Driver.Historian.Wonderware-015
| Field | Value |
|---|---|
| Severity | Low |
| Category | Documentation and comments |
| Location | Backend/HistorianDataSource.cs:14, :95; Backend/IHistorianDataSource.cs:11; Backend/HistorianConfiguration.cs:9; Backend/HistorianSample.cs:7; Ipc/Contracts.cs:7; Ipc/Framing.cs:4 |
| Status | Resolved |
Description: The IPC transport was rewritten from a named pipe to TCP at this
commit (Ipc/PipeServer.cs + Ipc/PipeAcl.cs deleted; Ipc/TcpFrameServer.cs
added; Program.cs now binds a TcpFrameServer). Several XML doc comments and
header comments still describe the wire as a "named-pipe" / "pipe protocol" /
"pipe-server connection thread": HistorianDataSource class summary ("serialises
onto the named-pipe wire"), the BuildRequestCts doc ("single pipe-server
connection thread"), IHistorianDataSource ("the other side of the named-pipe
IPC"), HistorianConfiguration ("client side of the named-pipe IPC"),
HistorianSample ("serialises these onto the named-pipe wire"), Contracts.cs
("sidecar pipe protocol"), and Framing.cs ("Wonderware historian sidecar pipe
protocol"). These now misdescribe the transport — the same class of stale-comment
issue as the resolved -011 (which fixed the retired-Galaxy.Host references).

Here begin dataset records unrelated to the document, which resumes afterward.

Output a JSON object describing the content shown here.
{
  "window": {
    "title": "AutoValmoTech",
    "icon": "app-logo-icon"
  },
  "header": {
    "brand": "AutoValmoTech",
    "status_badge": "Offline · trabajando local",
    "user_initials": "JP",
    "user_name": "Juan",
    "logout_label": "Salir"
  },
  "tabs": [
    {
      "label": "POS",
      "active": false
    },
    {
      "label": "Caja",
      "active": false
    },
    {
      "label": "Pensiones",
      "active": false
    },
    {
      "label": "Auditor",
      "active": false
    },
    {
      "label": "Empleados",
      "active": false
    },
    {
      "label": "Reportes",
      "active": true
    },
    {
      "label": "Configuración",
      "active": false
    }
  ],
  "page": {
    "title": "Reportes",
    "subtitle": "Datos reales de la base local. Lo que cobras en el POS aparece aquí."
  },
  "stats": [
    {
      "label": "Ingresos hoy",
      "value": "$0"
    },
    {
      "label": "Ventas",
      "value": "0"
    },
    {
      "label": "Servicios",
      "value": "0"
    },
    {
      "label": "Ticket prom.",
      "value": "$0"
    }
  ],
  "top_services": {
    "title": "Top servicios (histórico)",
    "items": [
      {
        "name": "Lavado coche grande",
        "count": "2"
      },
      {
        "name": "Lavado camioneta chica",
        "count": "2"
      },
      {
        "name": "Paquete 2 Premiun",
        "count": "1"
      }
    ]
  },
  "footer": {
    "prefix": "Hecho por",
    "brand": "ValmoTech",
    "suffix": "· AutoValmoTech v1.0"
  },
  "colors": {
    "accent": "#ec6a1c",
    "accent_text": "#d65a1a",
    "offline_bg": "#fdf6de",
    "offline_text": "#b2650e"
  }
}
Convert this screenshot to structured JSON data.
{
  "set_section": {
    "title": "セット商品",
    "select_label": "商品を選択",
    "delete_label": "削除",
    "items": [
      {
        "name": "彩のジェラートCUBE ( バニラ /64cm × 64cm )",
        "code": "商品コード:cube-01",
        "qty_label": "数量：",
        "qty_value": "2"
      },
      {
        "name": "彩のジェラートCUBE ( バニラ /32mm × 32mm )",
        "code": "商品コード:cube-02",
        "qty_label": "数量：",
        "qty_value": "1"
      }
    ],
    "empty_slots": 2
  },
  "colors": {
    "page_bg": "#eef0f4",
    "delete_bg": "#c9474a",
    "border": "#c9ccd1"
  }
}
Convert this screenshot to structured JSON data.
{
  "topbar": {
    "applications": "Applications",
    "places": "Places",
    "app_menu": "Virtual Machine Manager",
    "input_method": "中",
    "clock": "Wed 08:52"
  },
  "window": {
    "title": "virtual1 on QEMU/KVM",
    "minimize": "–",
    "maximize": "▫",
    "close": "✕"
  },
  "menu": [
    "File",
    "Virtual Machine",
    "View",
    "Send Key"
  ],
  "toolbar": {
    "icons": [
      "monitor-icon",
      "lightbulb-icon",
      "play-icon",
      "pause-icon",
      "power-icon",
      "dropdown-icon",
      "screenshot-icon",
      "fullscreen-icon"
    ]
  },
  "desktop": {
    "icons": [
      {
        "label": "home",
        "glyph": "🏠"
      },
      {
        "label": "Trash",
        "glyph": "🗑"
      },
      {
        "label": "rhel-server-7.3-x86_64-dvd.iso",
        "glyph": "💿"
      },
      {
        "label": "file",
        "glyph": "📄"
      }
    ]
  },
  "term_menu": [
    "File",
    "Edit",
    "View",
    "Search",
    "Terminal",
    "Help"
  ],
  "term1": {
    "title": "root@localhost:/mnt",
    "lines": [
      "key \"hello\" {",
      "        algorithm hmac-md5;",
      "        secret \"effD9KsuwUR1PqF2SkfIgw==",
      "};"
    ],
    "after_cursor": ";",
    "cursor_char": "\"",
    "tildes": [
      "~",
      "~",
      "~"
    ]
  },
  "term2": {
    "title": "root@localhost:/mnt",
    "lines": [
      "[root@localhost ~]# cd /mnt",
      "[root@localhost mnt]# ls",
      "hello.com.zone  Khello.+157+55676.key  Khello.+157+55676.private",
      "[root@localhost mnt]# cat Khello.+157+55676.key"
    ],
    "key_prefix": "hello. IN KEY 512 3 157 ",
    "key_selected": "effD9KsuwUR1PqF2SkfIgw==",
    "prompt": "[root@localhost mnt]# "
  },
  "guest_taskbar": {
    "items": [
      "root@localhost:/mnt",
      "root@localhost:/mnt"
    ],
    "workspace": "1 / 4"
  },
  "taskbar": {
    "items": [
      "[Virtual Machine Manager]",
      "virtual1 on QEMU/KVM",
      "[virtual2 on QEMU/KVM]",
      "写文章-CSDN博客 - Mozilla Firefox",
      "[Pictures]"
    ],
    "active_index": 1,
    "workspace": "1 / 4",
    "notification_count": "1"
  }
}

Recommendation: Replace "named-pipe" / "pipe protocol" / "pipe-server" with
the TCP wording ("TCP wire" / "sidecar TCP protocol" / "single TCP connection
thread"), consistent with TcpFrameServer and Program.cs.
Resolution: Resolved 2026-06-19 — updated the eight stale comments to describe the TCP transport: "named-pipe wire" → "TCP wire", "named-pipe IPC" → "TCP IPC", "pipe-server connection thread" → "TCP-server connection thread", "sidecar pipe protocol" / "sidecar pipe protocol" header → "sidecar TCP protocol". No behaviour change.